That picture of David Cameron and George Osborne, together, on the front of tomorrow’s newspapers? Yeah, thanks to poor, old David Moyes, it ain’t going to happen. But it’s still worth considering the effect of the Tory leadership duo’s first joint appearance for four years, even if it is relegated to a margin on page 27. For effect is what they were going for.

First of all, there’s the very fact of them sharing a platform. There are probably numerous humdrum reasons for this, but I wonder if it’s also a reaction to a political truth: that Cameron and Osborne have been growing apart. I don’t mean this in a Blair and Brown, blood-on-the-divorce-papers sense, but in the sense that the Chancellor – emboldened by the recovery – has become more his own politician, and less obviously part of the Cameron package. Hence why my old boss Fraser Nelson could say, in an interview with the Guardian on Saturday, that ‘Cameron is in many important regards becoming the public face of Osborne’s government’. This may not necessarily be a bad arrangement, but the impression of it is one that Downing Street won’t want to encourage. Electoral success, much like success at Manchester United, isn’t helped by the question of “Who’s the boss?”
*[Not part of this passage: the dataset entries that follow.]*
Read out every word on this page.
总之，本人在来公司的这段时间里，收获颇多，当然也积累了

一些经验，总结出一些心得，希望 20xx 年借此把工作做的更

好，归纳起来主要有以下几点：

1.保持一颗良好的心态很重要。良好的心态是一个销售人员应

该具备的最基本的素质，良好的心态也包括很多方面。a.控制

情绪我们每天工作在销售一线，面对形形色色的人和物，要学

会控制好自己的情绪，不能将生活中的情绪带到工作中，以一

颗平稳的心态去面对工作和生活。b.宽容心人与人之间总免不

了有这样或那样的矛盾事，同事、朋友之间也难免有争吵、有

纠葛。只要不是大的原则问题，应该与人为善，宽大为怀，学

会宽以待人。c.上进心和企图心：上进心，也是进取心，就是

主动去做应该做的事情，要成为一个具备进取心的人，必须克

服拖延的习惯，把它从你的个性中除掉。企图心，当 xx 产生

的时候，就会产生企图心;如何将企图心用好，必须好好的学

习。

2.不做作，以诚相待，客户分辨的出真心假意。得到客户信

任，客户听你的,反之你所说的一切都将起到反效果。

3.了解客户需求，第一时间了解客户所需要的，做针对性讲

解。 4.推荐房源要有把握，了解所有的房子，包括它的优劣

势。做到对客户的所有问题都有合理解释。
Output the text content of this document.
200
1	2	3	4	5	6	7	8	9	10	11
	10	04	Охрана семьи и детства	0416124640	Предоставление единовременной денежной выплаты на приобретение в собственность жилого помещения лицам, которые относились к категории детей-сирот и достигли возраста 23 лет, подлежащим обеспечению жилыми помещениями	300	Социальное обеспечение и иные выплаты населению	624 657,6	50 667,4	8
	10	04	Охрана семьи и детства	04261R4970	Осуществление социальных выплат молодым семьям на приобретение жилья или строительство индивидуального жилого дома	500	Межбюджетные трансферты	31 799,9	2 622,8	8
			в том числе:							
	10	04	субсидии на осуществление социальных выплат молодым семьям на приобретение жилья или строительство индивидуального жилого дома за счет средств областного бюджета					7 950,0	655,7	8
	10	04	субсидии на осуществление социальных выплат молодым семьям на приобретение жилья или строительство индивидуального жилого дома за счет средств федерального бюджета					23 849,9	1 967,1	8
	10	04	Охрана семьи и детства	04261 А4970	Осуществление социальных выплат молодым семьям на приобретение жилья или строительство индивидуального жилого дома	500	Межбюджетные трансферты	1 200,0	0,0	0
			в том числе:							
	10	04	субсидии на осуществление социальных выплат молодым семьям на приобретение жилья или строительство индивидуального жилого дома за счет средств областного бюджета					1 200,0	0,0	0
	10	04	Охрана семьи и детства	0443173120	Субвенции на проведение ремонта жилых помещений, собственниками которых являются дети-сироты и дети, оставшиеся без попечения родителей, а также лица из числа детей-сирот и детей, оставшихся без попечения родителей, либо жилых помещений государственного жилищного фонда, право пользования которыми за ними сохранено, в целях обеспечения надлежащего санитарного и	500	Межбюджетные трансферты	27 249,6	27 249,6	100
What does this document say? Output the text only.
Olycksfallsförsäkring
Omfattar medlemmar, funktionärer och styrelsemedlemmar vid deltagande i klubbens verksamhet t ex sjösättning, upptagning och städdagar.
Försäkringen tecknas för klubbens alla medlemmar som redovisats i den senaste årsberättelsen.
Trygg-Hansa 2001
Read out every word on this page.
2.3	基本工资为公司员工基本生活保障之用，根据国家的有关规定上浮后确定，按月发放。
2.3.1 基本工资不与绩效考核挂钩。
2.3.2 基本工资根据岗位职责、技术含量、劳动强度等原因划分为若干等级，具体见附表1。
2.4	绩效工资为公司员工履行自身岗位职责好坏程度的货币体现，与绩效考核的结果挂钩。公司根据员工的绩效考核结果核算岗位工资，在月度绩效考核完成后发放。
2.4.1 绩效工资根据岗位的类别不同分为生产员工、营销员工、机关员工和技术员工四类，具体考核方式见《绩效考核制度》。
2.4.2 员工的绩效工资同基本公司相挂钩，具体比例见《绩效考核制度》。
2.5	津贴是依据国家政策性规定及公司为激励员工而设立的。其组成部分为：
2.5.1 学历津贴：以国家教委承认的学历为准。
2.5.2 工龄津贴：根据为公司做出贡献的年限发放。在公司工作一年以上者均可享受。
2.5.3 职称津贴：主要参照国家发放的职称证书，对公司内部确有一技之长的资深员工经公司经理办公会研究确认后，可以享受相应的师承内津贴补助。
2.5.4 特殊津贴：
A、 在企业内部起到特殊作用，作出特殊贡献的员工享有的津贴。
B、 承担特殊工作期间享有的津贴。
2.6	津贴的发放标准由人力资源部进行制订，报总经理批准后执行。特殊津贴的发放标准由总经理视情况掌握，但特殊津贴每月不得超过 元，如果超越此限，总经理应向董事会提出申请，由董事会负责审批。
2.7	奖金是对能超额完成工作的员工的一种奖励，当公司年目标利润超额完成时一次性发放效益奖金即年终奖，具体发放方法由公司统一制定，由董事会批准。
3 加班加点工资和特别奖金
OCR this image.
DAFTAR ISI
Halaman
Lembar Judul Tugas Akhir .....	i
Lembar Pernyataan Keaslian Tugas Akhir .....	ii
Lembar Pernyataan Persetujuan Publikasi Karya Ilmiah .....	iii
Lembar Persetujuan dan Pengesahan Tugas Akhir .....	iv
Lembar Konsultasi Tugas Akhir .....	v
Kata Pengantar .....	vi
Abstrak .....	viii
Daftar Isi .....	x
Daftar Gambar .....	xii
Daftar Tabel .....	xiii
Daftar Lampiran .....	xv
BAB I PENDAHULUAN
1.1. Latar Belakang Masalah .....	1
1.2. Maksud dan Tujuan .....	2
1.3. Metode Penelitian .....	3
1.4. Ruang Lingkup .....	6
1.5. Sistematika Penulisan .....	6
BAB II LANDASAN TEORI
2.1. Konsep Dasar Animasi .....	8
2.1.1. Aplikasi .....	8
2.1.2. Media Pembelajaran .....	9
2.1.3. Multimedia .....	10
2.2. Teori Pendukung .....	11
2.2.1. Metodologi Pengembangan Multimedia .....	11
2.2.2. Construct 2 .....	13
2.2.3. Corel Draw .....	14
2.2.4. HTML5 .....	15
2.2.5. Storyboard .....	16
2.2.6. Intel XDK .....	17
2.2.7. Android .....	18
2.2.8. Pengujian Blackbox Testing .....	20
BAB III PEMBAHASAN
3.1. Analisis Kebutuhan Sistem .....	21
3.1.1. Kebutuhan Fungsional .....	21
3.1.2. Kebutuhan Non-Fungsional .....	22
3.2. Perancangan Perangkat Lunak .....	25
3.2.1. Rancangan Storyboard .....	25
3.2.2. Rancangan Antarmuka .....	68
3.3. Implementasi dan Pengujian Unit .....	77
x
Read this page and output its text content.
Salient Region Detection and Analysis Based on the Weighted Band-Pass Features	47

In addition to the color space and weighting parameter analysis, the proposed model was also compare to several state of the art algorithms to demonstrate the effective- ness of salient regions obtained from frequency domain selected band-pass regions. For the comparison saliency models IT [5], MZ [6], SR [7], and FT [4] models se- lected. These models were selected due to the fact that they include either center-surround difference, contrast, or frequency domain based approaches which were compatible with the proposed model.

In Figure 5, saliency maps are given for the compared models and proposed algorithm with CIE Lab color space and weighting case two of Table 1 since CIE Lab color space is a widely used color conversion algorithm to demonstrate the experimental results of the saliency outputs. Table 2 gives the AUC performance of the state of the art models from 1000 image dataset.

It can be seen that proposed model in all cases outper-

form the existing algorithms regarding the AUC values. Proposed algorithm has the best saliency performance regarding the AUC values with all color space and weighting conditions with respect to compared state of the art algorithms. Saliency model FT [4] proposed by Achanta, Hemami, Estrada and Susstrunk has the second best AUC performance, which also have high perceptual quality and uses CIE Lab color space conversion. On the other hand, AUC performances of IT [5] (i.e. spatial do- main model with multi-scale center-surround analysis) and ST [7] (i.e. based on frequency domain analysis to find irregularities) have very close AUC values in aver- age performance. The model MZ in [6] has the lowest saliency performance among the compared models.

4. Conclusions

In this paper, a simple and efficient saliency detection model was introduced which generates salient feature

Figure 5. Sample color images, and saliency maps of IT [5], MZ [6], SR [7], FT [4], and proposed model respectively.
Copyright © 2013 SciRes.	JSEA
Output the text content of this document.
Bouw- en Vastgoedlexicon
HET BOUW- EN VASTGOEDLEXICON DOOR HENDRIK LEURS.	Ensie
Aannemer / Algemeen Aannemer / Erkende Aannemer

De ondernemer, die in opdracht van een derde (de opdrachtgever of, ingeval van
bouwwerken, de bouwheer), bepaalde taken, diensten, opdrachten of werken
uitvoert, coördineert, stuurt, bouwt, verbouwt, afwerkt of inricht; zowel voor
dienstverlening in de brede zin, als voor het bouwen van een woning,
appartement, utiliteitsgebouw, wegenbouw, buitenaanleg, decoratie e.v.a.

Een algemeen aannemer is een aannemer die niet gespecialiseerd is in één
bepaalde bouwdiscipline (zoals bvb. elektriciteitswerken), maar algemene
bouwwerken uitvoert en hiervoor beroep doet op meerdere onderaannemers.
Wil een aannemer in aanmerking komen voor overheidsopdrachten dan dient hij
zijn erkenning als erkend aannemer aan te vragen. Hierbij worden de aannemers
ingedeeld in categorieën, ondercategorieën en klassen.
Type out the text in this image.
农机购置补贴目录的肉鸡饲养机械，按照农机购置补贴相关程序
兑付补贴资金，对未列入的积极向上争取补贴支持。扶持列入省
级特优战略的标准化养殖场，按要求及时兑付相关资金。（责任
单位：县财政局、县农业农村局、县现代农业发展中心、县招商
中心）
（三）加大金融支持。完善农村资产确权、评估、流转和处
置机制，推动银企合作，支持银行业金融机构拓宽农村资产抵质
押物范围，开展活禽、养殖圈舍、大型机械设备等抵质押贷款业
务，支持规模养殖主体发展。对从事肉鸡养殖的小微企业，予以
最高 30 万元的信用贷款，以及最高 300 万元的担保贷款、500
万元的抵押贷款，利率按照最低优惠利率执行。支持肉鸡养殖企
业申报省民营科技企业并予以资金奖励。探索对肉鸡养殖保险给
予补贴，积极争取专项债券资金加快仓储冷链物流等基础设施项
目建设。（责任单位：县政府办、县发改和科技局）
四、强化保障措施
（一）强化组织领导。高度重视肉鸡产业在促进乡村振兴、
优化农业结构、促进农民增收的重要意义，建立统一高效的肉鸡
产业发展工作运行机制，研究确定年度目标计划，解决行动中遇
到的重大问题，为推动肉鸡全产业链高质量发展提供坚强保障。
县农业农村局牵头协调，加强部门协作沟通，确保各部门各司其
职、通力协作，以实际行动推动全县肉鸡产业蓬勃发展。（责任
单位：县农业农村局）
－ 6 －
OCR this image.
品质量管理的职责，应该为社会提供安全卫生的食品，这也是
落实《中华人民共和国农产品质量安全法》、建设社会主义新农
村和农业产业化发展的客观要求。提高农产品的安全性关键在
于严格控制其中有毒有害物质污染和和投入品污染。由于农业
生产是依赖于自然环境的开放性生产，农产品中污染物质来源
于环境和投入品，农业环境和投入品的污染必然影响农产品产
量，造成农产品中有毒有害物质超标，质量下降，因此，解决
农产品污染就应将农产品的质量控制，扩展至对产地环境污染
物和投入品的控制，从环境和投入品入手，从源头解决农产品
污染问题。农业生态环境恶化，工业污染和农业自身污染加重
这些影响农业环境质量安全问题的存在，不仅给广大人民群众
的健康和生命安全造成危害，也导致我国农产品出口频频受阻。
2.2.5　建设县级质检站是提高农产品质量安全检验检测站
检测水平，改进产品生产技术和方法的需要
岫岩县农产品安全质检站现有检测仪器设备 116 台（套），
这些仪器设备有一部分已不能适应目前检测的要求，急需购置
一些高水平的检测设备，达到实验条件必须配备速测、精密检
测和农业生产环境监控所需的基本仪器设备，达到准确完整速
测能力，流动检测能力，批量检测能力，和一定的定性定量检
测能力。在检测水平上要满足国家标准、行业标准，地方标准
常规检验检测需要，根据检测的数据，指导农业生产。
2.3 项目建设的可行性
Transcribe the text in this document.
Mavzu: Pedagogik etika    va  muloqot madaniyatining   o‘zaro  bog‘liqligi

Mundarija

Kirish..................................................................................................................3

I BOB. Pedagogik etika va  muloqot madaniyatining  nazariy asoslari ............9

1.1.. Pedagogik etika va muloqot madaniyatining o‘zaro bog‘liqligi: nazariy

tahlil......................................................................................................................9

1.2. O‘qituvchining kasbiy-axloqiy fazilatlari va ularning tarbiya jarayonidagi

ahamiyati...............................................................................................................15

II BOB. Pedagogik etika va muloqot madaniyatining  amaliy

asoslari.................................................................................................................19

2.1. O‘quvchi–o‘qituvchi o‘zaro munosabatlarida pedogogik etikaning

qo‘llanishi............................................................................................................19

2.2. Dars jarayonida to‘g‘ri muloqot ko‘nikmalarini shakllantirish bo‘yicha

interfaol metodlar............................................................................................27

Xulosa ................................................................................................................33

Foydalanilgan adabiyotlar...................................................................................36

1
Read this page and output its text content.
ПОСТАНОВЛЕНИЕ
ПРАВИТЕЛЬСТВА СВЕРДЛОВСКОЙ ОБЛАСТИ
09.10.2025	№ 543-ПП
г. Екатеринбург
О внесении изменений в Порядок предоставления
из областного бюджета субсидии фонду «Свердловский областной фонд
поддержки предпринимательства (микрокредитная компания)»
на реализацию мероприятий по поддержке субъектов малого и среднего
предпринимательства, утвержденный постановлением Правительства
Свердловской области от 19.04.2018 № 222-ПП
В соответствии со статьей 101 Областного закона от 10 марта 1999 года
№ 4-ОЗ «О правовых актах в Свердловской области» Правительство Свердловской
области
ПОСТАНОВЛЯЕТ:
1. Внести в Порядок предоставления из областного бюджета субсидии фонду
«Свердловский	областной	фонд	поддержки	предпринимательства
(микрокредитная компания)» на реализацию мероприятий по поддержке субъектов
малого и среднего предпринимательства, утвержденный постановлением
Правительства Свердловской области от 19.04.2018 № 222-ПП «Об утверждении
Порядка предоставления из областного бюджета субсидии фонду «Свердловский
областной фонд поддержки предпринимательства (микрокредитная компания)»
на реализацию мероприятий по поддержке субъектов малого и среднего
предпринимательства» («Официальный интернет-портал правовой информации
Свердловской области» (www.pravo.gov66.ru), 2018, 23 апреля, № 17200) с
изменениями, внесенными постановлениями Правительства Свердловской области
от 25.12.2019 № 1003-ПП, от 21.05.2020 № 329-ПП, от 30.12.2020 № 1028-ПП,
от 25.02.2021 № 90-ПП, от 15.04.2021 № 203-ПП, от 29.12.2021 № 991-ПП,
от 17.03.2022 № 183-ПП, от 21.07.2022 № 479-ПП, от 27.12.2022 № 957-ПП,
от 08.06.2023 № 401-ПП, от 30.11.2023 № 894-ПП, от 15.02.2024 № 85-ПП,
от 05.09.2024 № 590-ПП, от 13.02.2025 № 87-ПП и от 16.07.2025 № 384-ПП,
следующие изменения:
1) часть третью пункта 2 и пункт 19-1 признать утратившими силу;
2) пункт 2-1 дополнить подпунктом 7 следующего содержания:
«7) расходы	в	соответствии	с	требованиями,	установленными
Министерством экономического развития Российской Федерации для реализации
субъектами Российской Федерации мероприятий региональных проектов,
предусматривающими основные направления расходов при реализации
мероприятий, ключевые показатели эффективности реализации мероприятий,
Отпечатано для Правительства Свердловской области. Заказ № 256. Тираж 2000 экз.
Then there’s what Cameron and Osborne are appearing in the East Midlands to talk about: infrastructure. And it’s not just them: Patrick McLoughlin and Eric Pickles are in other parts of the country today, majoring on major projects. The £36 billion of infrastructure spending that they’re highlighting may not be new, but this heavy an emphasis on it is. The Tories are clearly keen to claim this ground for themselves – without the Liberal Democrats.

It’s fair to say that today’s appearances are the in-front-of-camera culmination of a protracted, behind-the-scenes process. As I’ve explained before, this Government came to regret matching Alistair Darling’s planned capital expenditure cuts in its early years – and so they stopped. George Osborne asked ministers to find money in their budgets that could be used for building projects instead. Better, the thinking went, that it’s spent on creating work in Whitby than on installing photocopiers along Whitehall.

This is an admirable position, but it’s worth noting that the politics aren’t as clean as Cameron and Osborne might wish. Just consider, to take a not entirely random example, HS2:

  • It’s a long way off… As the official HS2 website puts it, “the first high speed trains should be speeding along the tracks between Birmingham and London by 2026.” Which is to say, this infrastructure project will conclude well after this Government does – even before we consider the possibility of political or practical delay.
  • …if it ever arrives, that is. The last we heard, the Major Projects Authority was pretty pessimistic about the delivery of HS2, rating it as “red-amber” on its five-point scale. The Department for Transport responded by saying that it had already dealt with many of the MPA’s concerns, but the point remains: starting is certainly not the same as finishing.
  • It’s divisive. We know about the backbenchers and voters who are united against HS2, but there could be another dimension to this opposition as well. If costs swell higher, and if the money comes even indirectly out of departmental budgets, then the Chancellor could have plenty of angry ministers at his office door.
  • It’s a massive opportunity cost. And why will those ministers be angry? Partially because the money could have been put towards different priorities – their priorities. In fact, the entire capital spending budget is a difficult game of priority management. The £42.6 billion that’s being spent on HS2 would buy quite a lot of new tarmac for the country’s roads.

And – here’s the thing – the same, or similar, goes for plenty of other infrastructure projects. Increased air capacity? Delayed and divisive. Nuclear power? Boosted by ingenuity on both the Chancellor’s and China’s part, but still not at the level the country requires. Potholes? Partially filled with £200 million of extra funding, which only leaves another £12 billion to go…

…and so on. I don’t mean to be a grouch: the Government is doing a lot of good work when it comes to infrastructure, which explains the party political push today. But, overall, they will be judged on a more mixed basis.